Can we use statistics?
When we’re considering about which approach to use when filtering data above we may consider what impact statistics would have on that decision. Would that decision be clearer if we could see the statistics for that remote table?
Yet again the answer is it depends!
Whilst most of us may be fortunate enough to be working on more modern versions of SQL Server, spare a thought for the folks working on pre-2012 environments and trying to use linked servers.
If you’re on these older versions of SQL Server then you’ll find that the accounts used for your linked servers won’t have access to table statistics by default. They’d need to be granted elevated permissions to the database such being members of either the db_ddladmin or db_owner roles – which you certainly wouldn’t want for a reporting account.
Without the visibility of these statistics you’re tying one of the engine’s hands behind it’s back when you ask it to build an execution plan. Whilst this wouldn’t be immediately visible when trying to run a query you may see the impact of it quite fast.
It’s a bit obscure, in part due to it only impacting legacy versions of the database engine, but you can bet there are folks out there still using the feature and blissfully unaware of the potential impact.
A bad smell
The final point which pops into my mind when I think about a linked server is that its usually developers using these as a crutch in their code.
You might also find they think an entire task should sit in a single stored procedure regardless of how lengthy it may be, or all of the work should be in a single statement using a copious number of CTEs and obscure cross-database joins.
Yea those things get at me too – albeit not inherently bad – but they can be warning signs when you see them used excessively.

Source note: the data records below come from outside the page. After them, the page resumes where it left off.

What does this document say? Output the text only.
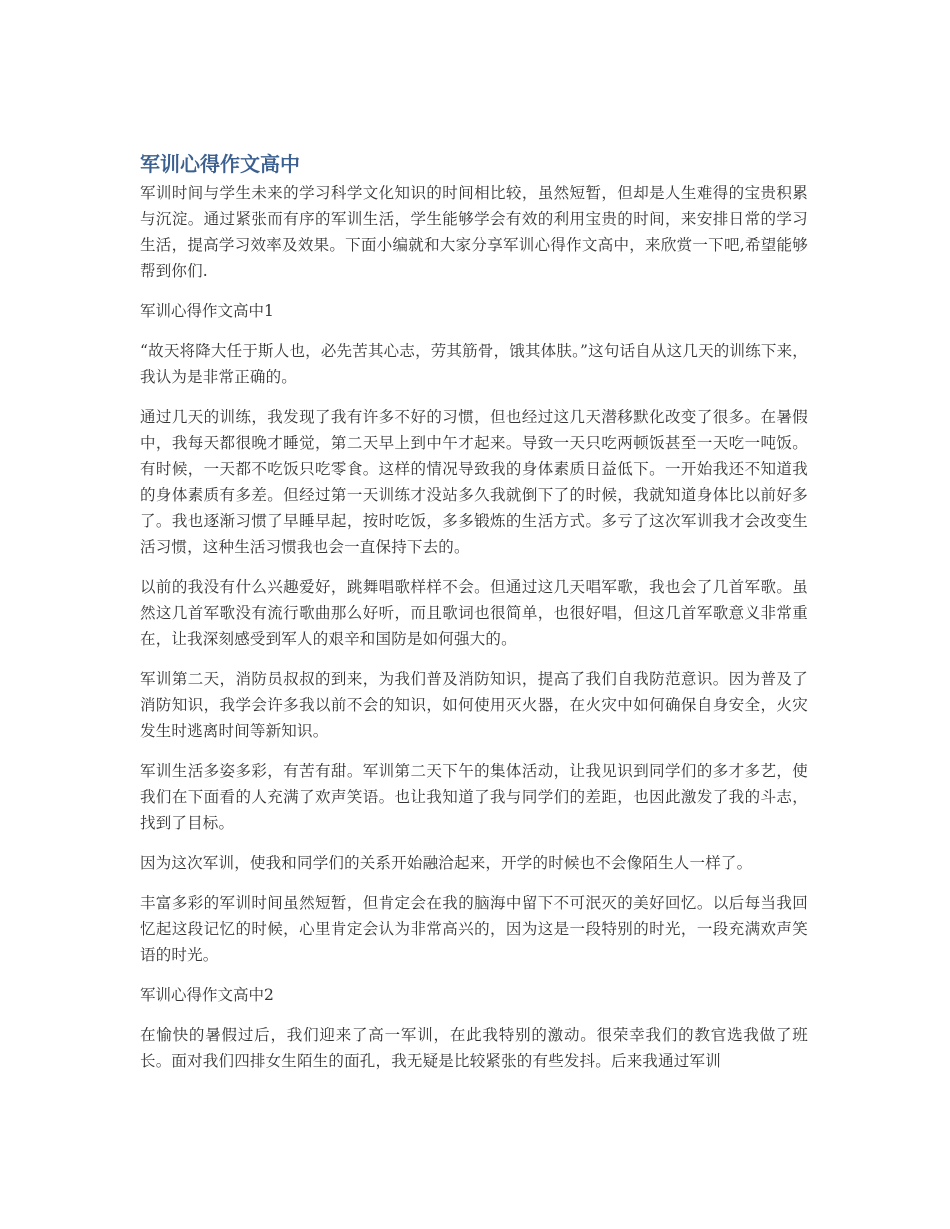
军训心得作文高中

军训时间与学生未来的学习科学文化知识的时间相比较，虽然短暂，但却是人生难得的宝贵积累与沉淀。通过紧张而有序的军训生活，学生能够学会有效的利用宝贵的时间，来安排日常的学习生活，提高学习效率及效果。下面小编就和大家分享军训心得作文高中，来欣赏一下吧,希望能够帮到你们.

军训心得作文高中1

“故天将降大任于斯人也，必先苦其心志，劳其筋骨，饿其体肤。”这句话自从这几天的训练下来，我认为是非常正确的。

通过几天的训练，我发现了我有许多不好的习惯，但也经过这几天潜移默化改变了很多。在暑假中，我每天都很晚才睡觉，第二天早上到中午才起来。导致一天只吃两顿饭甚至一天吃一吨饭。有时候，一天都不吃饭只吃零食。这样的情况导致我的身体素质日益低下。一开始我还不知道我的身体素质有多差。但经过第一天训练才没站多久我就倒下了的时候，我就知道身体比以前好多了。我也逐渐习惯了早睡早起，按时吃饭，多多锻炼的生活方式。多亏了这次军训我才会改变生活习惯，这种生活习惯我也会一直保持下去的。

以前的我没有什么兴趣爱好，跳舞唱歌样样不会。但通过这几天唱军歌，我也会了几首军歌。虽然这几首军歌没有流行歌曲那么好听，而且歌词也很简单，也很好唱，但这几首军歌意义非常重在，让我深刻感受到军人的艰辛和国防是如何强大的。

军训第二天，消防员叔叔的到来，为我们普及消防知识，提高了我们自我防范意识。因为普及了消防知识，我学会许多我以前不会的知识，如何使用灭火器，在火灾中如何确保自身安全，火灾发生时逃离时间等新知识。

军训生活多姿多彩，有苦有甜。军训第二天下午的集体活动，让我见识到同学们的多才多艺，使我们在下面看的人充满了欢声笑语。也让我知道了我与同学们的差距，也因此激发了我的斗志，找到了目标。

因为这次军训，使我和同学们的关系开始融洽起来，开学的时候也不会像陌生人一样了。

丰富多彩的军训时间虽然短暂，但肯定会在我的脑海中留下不可泯灭的美好回忆。以后每当我回忆起这段记忆的时候，心里肯定会认为非常高兴的，因为这是一段特别的时光，一段充满欢声笑语的时光。

军训心得作文高中2

在愉快的暑假过后，我们迎来了高一军训，在此我特别的激动。很荣幸我们的教官选我做了班长。面对我们四排女生陌生的面孔，我无疑是比较紧张的有些发抖。后来我通过军训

Using linked servers is like a bad smell that can indicate bad habits creeping in.
What can we do about it?
If you want to move data around between environments and you’re considering using linked servers then there are a few better options available for you:
- Look into data replication technologies for propagating data across environments and ensuring they remain consistent regardless of what process may be consuming it
- Try out ETL tooling (such as SSIS) to help you move data around and separate the movement of data from the processing of it
- If all else fails why not try using
OPENQUERYwith a linked server and have more control over the direction of travel for the data, pulling it locally before working on it
These types of options can provide you with more effective control and logical separation through your workflows so it might be worth trying out one or two of these and see how you get on in your use case – you might be pleasantly surprised by the performance difference.
Wrap up
As we mentioned at the start, the key thing here is that it depends on circumstances. Are my opinions above true in all cases, certainly not – but if someone is asking the question about linked servers then it’s likely that some of these will be true and may not have been considered which is why I take the view which I do.
These opinions come from experience with products or technologies so whilst it’s not always wise to have preconceived ideas, it can be worthwhile listening to those with the passionate opinions as there will typically be a good reason for it. Plus, if you disagree you can go try it out and build your own passionate opinions in the process.
Whilst we have the freedom to rant about things where ‘it depends’ it’s worth mentioning NOLOCK which is quite a straight forward one – just don’t. Please don’t ask and please don’t do it. Thank you kindly.